Que signifie ici cette « unique raison » ? Il ne saurait s’agir d’une unique méthode, ni d’un unique genre de discours : les mathématiques et la sociologie n’ont ni l’une ni l’autre en commun. Et cette conférence de Ratisbonne rappelle à juste titre que si le seul type de certitude « dérivant de la synergie des mathématiques et de l’empirique » nous permettait de parler de science, il en résulterait « une réduction du domaine de la science et de la raison », dont il faut tenir compte.
S’agit-il alors d’une logique ? On pourrait en discuter : les mathématiques par exemple acceptent désormais et utilisent des logiques qui excluent le principe de non-contradiction, ce que feront bien moins volontiers d’autres disciplines. Mais quelle que soit la réponse à cette question, que nous pouvons laisser en suspens, il semble bien que le Pape Benoît XVI entende ici le mot raison en un sens qui n’est pas exclusivement formel.
« Au commencement était le Logos et le Logos est Dieu, nous dit l’Évangéliste », écrit-il en effet. C’est donc une véritable théologie de la raison que propose ici le Saint-Père, avec une inflexion personnelle qui ne reprend pas exactement les thèses de Fides et Ratio. Cette Encyclique était bâtie sur une distinction et une correspondance entre la foi et la raison, exprimée en des termes plutôt thomistes, la foi venant compléter et parfaire la connaissance accessible à la raison seule. La conférence de Ratisbonne, d’une lignée peut-être plus augustinienne, sans contester bien entendu cette distinction, insiste plus sur la profondeur proprement théologique du logos humain.
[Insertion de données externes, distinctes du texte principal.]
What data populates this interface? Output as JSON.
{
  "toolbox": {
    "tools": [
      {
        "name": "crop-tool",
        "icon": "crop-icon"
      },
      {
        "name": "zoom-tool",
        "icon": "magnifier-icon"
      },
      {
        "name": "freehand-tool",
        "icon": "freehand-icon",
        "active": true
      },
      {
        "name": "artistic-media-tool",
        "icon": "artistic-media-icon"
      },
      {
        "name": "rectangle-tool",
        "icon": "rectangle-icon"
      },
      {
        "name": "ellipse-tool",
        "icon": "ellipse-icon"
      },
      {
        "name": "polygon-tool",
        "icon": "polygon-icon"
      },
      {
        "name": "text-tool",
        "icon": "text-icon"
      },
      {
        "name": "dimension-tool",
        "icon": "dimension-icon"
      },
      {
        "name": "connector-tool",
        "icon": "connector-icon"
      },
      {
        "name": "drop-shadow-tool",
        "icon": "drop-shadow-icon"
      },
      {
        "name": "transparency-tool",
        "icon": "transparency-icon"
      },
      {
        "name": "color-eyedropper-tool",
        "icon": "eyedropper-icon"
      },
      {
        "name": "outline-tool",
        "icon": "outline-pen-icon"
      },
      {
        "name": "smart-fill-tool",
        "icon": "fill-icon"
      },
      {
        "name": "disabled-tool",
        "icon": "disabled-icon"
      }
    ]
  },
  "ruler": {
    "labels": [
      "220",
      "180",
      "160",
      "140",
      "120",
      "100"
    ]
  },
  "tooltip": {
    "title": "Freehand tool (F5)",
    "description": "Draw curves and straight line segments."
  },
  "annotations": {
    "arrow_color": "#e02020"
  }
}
« L’harmonie entre foi et raison signifie surtout que Dieu n’est pas éloigné : il n’est pas éloigné de notre raison et de notre vie ; il est proche de tout être humain, proche de notre cœur et proche de notre raison, si nous nous mettons réellement en chemin », déclairait-il lors de l’audience générale du mercredi 30 janvier 2008, consacrée à saint Augustin.
Dieu n’est pas éloigné de notre raison. Dieu est proche de notre raison, dans ses limites, son historicité, son lien au monde et son caractère faillible. Le Pape reprend ici un thèse classique de la théologie des Pères, dans leur méditation du la Vérité, mais il le reformule dans des termes qui rencontrent plus directement les problématiques contemporaines, tentées par une conception seulement pragmatique de la raison. Sans exclure bien sûr que la raison puisse gravement perdre ses valeurs essentielles, il choisit dans cette conférence à Ratisbonne de rappeler que tout être humain, et singulièrement à tout scientifique, à tout universitaire, que Dieu n’est pas éloigné de leurs efforts et de leurs recherches, et que la raison qu’ils mettent ainsi en œuvre s’appelait en grec logos, et que celui-ci n’est pas étranger à Dieu.
[1] Je pense en particulier à l’allocution du Cardinal Joseph Ratzinger à l’Académie des Sciences morales et politiques, à Paris, en 1992.
[2] Paul Tillich, Théologie Systématique tome 1, Éditions du Cerf/Presses Université Laval, 2000, p. 45-46.